Lab Assessment Questions & Answers
1. What is the application ZenMap GUI typically used for? Describe a scenario in which you would use this type of application. 2. What is the relationship between risks, threats and vulnerabilities as it pertains to Information Systems Security throughout the seven domains of a typical IT infrastructure? Answer: Risks = Vulnerabilities x Threats
3. Which application is used for Step #2 in the hacking process to perform a vulnerability assessment scan? 4. Before you conduct an ethical hacking process or penetration test on a live production network, what must you do prior to performing the reconnaissance and probing and scanning procedures? Answer:
* Perform an IP host discovery and port/services scan on the targeted IP subnet. * Perform a vulnerability assessment scan on the targeted IP subnet to discover what the weakest link in the system. 5. What is a CVE listing? Who hosts and who sponsors the CVE database listing website? Answer: CVE is Common Vulnerabilities and Exposures.

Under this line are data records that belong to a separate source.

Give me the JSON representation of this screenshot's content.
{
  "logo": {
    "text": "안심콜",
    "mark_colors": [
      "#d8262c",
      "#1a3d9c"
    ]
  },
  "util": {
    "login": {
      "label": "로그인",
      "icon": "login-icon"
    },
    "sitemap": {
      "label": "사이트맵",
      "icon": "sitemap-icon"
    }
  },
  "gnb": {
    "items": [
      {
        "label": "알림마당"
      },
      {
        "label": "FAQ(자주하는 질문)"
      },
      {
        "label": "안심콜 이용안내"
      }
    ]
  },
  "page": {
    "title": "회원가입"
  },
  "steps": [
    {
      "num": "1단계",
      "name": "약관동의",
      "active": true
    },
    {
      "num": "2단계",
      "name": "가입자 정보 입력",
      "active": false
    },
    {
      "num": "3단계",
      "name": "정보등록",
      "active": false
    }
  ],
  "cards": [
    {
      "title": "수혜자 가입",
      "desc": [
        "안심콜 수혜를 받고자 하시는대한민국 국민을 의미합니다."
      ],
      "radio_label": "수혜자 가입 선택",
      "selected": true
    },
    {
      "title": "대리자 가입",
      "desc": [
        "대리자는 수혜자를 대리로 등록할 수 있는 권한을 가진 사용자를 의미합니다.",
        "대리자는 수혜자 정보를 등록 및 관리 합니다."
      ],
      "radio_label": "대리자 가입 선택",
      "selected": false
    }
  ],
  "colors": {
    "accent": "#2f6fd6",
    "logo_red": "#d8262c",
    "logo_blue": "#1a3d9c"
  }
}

6. Can ZenMap GUI detect what operating systems are present on IP servers and workstations? What would that option look like in the command line if running a scan on 172.30.0.10? 7. If you have scanned a live host and detected that it is running Windows XP workstation OS, how would you use this information for performing a Nessus® vulnerability assessment scan? 8. Once a vulnerability is identified by Nessus®, where can you check for more information regarding the identified vulnerability, exploits, and the risk mitigation solution? Answer: After vulnerability is identified by Nessus, you can click on the Reports tab to see details of the vulnerability include overview, solution, risk factor, and CVE listing information. 9. What is the major different between ZenMap GUI and Nessus®? Answer: ZenMap GUI just identifies risks, threats, and vulnerabilities. Nessus performs a vulnerability assessment scan, and then show you recommended solution and more details about the vulnerability. 10. Why do you need to run both ZenMap GUI and Nessus® to perform the first 3 steps of the hacking process? Answer: I think by performing both Zen Map and Nessus, we can compare the results and make the hacking process more achievable.